Collision
Part I – New·Classic: Gao Feng and Yang Yongliang
03 May – 26 Jun 2008 / FQ Projects
Opening hours: Wed – Sun 10-6 Thursday late night till 9pm
FQ Projects is pleased to present a two-person-solo-show by two young Chinese artists who live in completely different parts of China. They both chose to combine their personal interests within the composition of Chinese traditional paintings in order to present their own 'New Classic' artistic expression.
Yang Yongliang is a young local artist who studied traditional Chinese art such as shui mo painting and calligraphy from his early age. His teacher was Yang Yang who is the professor of traditional art at the Chinese University of Hong Kong. Yang Yongliang cleverly recreated "Cun", the main representation of Chinese Shanshui paintings by using a camera, the contemporary visual device, to express his creativity for the subjects he is concerned with. He combined the traditional Chinese paintings with the modern Shanghai city life and the details reveal current urban culture. The scenes of construction sites, large cranes, traffic signs and fly-overs those all Shanghai citizens are familiar with and all have become critical elements in his artworks. These common objects can be found everywhere in Shanghai, Yang Yongliang has arranged them to fit into the traditional Chinese Paintings' composition.
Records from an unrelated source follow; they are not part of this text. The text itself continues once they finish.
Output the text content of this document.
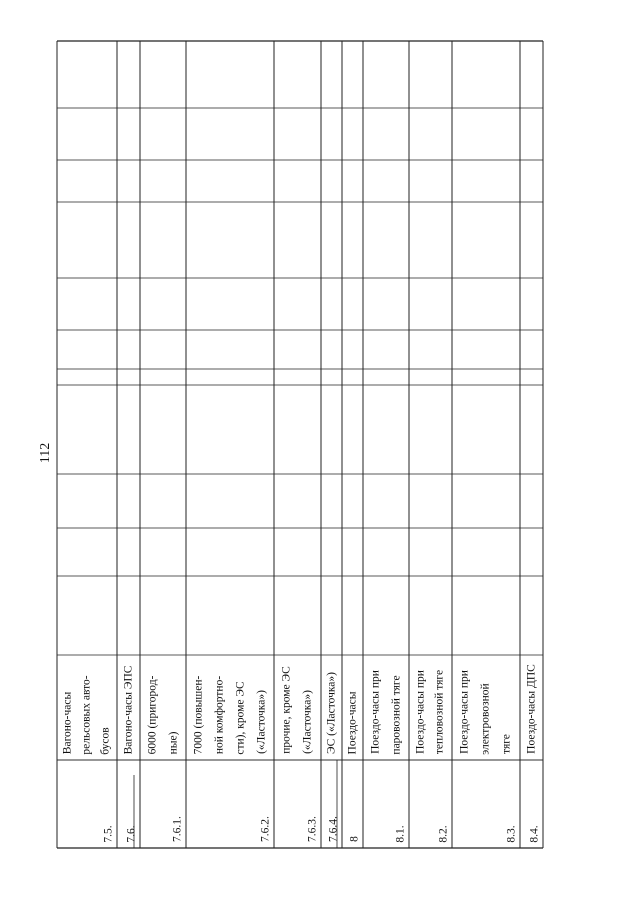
112
Вагоно-часы рельсовых авто- бусов
7.5.
Вагоно-часы ЭПС
7.6.
6000 (пригород- ные)
7.6.1.
7000 (повышен- ной комфортно- сти), кроме ЭС («Ласточка»)
7.6.2.
прочие, кроме ЭС («Ласточка»)
7.6.3.
ЭС («Ласточка»)
7.6.4.
Поездо-часы
8
Поездо-часы при паровозной тяге
8.1.
Поездо-часы при тепловозной тяге
8.2.
Поездо-часы при электровозной тяге
8.3.
Поездо-часы ДПС
8.4.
When watching the photographic works at a distance, they are dreamlike Shanshui paintings. On the contrary when looking at them closely, they become shockingly modern city views. He perfectly handles the contradictions between ephemeral and solid, vigor and gentle, sparse and bold, beauty and ugly so as to make the entire picture poetically harmonious, but the details are 'blots on the landscape'. He successfully achieves a perfect balance between fragility and danger, beauty and cruelty. He brings the viewers not only visual enjoyment, but also the contemplation and self-examination of the various social and cultural concerns.
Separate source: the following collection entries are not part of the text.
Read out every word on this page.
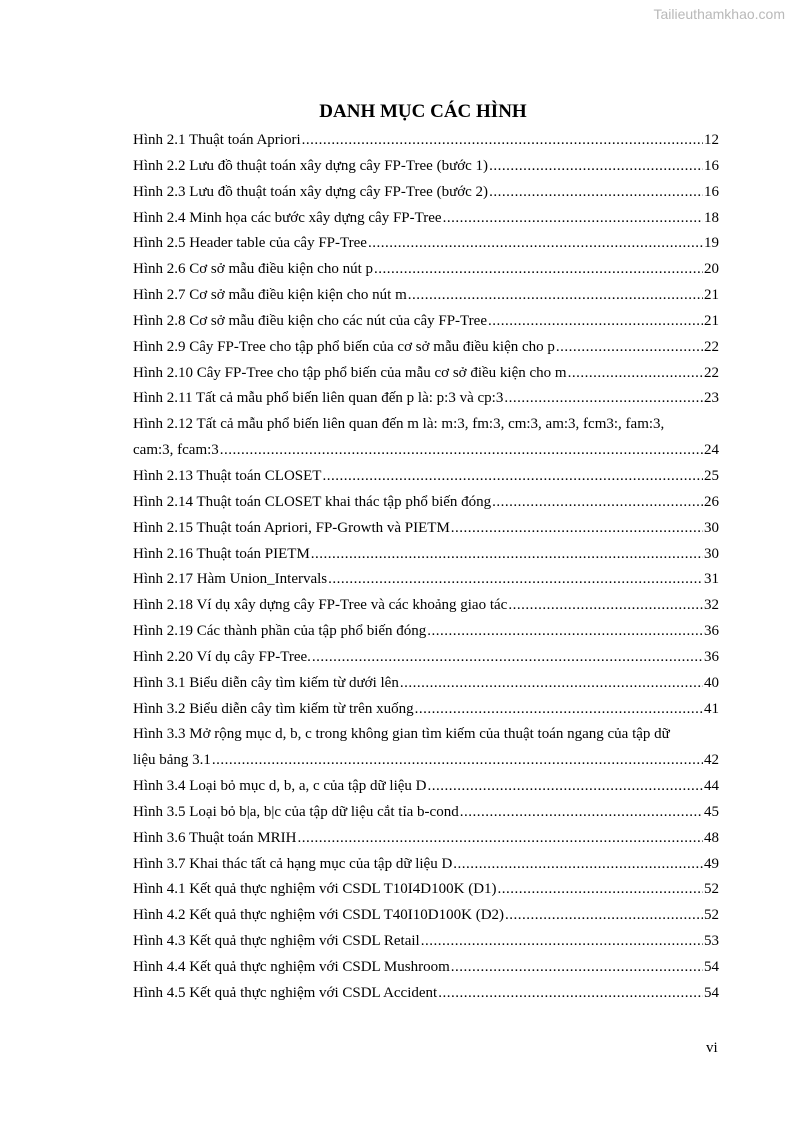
Tailieuthamkhao.com
DANH MỤC CÁC HÌNH
Hình 2.1 Thuật toán Apriori .....	12
Hình 2.2 Lưu đồ thuật toán xây dựng cây FP-Tree (bước 1) .....	16
Hình 2.3 Lưu đồ thuật toán xây dựng cây FP-Tree (bước 2) .....	16
Hình 2.4 Minh họa các bước xây dựng cây FP-Tree .....	18
Hình 2.5 Header table của cây FP-Tree .....	19
Hình 2.6 Cơ sở mẫu điều kiện cho nút p .....	20
Hình 2.7 Cơ sở mẫu điều kiện kiện cho nút m .....	21
Hình 2.8 Cơ sở mẫu điều kiện cho các nút của cây FP-Tree .....	21
Hình 2.9 Cây FP-Tree cho tập phổ biến của cơ sở mẫu điều kiện cho p .....	22
Hình 2.10 Cây FP-Tree cho tập phổ biến của mẫu cơ sở điều kiện cho m .....	22
Hình 2.11 Tất cả mẫu phổ biến liên quan đến p là: p:3 và cp:3 .....	23
Hình 2.12 Tất cả mẫu phổ biến liên quan đến m là: m:3, fm:3, cm:3, am:3, fcm3:, fam:3,
cam:3, fcam:3 .....	24
Hình 2.13 Thuật toán CLOSET .....	25
Hình 2.14 Thuật toán CLOSET khai thác tập phổ biến đóng .....	26
Hình 2.15 Thuật toán Apriori, FP-Growth và PIETM .....	30
Hình 2.16 Thuật toán PIETM .....	30
Hình 2.17 Hàm Union_Intervals .....	31
Hình 2.18 Ví dụ xây dựng cây FP-Tree và các khoảng giao tác .....	32
Hình 2.19 Các thành phần của tập phổ biến đóng .....	36
Hình 2.20 Ví dụ cây FP-Tree. .....	36
Hình 3.1 Biểu diễn cây tìm kiếm từ dưới lên .....	40
Hình 3.2 Biểu diễn cây tìm kiếm từ trên xuống .....	41
Hình 3.3 Mở rộng mục d, b, c trong không gian tìm kiếm của thuật toán ngang của tập dữ
liệu bảng 3.1 .....	42
Hình 3.4 Loại bỏ mục d, b, a, c của tập dữ liệu D .....	44
Hình 3.5 Loại bỏ b|a, b|c của tập dữ liệu cắt tỉa b-cond .....	45
Hình 3.6 Thuật toán MRIH .....	48
Hình 3.7 Khai thác tất cả hạng mục của tập dữ liệu D .....	49
Hình 4.1 Kết quả thực nghiệm với CSDL T10I4D100K (D1) .....	52
Hình 4.2 Kết quả thực nghiệm với CSDL T40I10D100K (D2) .....	52
Hình 4.3 Kết quả thực nghiệm với CSDL Retail .....	53
Hình 4.4 Kết quả thực nghiệm với CSDL Mushroom .....	54
Hình 4.5 Kết quả thực nghiệm với CSDL Accident .....	54
vi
Gao Feng was born in Xinjiang and graduated from the prestigious China Central Academy of Fine Arts in Beijing. He has drawn inspiration from observing the organisms that make the human form, and his work over the years has developed this inspiration and the reproduction of this in his art into microbial characters, bacterium, viral and microstructures of all kinds. The series of paintings "past existence" is an 'alternation' of the traditional Chinese paitings, reflect both the obsession with the Classic Chinese art, and the interaction between his art theme human organismas and the landscape around it. He creates a fantasy world of the past and the human organism form in order to encourage a new way of thinking to our past and ourselves. The characters only have burrows like acetabulas instead of any facial features. Compared to traditional Chinese paintings, Gao Feng uses plenty of high saturation acrylic to paint the mountains and stones in his series of paintings "past existence", and it enriches the picture dramatically and magically.